Он увидел растения. Сначала коротко явился цветок, в котором он узнал каллу, или, как ее еще называют, «лорд-и-леди»
[278]: единственный бледно-зеленый лист, обернутый вокруг торчащего, мясистого, пурпурно-бурого фаллического соцветия. На смену ему ясно и ярко проступил целый букет трав, обернутый большим зеленым листом, низко свесивший метелки и колоски. Были там овсяница и полевица, мятлик и луговик, плевел, пырей, трясунка: серебристо-зеленые и зелено-золотые, стеклянисто-бледные, почти прозрачные, малахитовые, нефритовые. Тонкие линии вдоль стеблей поблескивали, как натянутые волосы, припухшие суставы-узелки лоснились. Идя лугом, через болото, вдоль реки, он не задумываясь потоптал бы тысячи таких растений. Здесь же они казались сделанными небывало тонко, и каждое – наособицу. Они были красивы. Маркус не был ни знатоком, ни приверженцем красоты. В пустынном краю его мысли она давно уже не имела ценности. Он часто слышал: «Смотри, как красиво!» – и всегда отводил глаза. Он и сейчас не произнес мысленно этого слова, тем более что его дело было просто смотреть. Но он остро сознавал удовлетворение от цветов, форм и их разнообразия. Несколько раз уже образы, передаваемые Лукасом, принимали именно эту форму связанных природных тел: яиц, позвонков, камней и раковин. И всегда при этом Маркус испытывал избыток эстетического удовольствия. Он не знал, да и в этот раз не спросил, передается ли это чувство вместе с образами. Кто его испытывает: Лукас или он сам?
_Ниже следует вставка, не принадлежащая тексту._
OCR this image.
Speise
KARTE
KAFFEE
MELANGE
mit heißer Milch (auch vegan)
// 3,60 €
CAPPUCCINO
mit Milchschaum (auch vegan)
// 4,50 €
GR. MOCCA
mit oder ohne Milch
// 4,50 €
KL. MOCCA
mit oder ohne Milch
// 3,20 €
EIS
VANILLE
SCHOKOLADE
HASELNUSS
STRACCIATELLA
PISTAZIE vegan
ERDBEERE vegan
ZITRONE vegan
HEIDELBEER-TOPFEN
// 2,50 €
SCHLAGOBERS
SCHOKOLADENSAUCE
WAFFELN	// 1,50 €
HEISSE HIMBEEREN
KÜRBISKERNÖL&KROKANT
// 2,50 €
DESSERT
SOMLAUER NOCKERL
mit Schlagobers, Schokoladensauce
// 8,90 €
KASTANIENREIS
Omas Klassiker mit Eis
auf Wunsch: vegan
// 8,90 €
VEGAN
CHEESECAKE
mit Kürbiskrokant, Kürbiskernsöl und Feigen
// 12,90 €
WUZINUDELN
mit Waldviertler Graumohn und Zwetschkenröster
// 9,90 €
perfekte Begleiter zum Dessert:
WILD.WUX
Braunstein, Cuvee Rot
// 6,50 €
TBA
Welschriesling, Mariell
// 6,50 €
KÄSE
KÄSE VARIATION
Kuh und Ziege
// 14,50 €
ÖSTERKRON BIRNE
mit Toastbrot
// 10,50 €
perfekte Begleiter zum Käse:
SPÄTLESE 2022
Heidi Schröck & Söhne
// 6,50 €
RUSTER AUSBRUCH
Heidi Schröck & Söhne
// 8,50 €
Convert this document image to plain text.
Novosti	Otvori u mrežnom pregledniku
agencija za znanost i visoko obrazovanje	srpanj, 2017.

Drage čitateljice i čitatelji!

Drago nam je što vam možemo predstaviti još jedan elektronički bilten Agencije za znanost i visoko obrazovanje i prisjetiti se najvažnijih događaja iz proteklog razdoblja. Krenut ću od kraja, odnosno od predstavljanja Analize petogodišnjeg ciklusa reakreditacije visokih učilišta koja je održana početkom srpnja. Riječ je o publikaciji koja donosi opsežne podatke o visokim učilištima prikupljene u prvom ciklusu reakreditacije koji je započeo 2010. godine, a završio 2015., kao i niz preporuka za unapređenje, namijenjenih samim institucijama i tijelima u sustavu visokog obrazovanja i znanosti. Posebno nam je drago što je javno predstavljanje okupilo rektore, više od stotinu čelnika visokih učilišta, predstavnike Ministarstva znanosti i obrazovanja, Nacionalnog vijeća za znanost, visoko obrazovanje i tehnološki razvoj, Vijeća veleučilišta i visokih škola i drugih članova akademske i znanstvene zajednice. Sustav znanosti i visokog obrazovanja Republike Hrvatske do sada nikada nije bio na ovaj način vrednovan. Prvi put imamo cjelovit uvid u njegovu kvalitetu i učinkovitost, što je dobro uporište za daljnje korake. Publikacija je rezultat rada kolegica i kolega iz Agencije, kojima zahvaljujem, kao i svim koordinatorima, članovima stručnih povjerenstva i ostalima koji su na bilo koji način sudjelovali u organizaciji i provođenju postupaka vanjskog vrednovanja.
Травы тем временем побледнели, словно увяли, и какое-то время странная, прозрачная, стеклянистая тень их колебалась и дрожала в воздухе. Каждый трубчатый стебель виделся теперь как полупрозрачный бесцветный цилиндр, просвеченный изнутри, каждое зернышко, каждая колючая шелушинка или поникший колосок являлись во всей сложности соположения их мельчайших частиц. Но даже не считая этого, у Маркуса в памяти часто сохранялось множество точных чисел: сколько было стеблей, початков и даже колосков. Лукас, если бы мог, сохранил бы травы для последующего пересчета.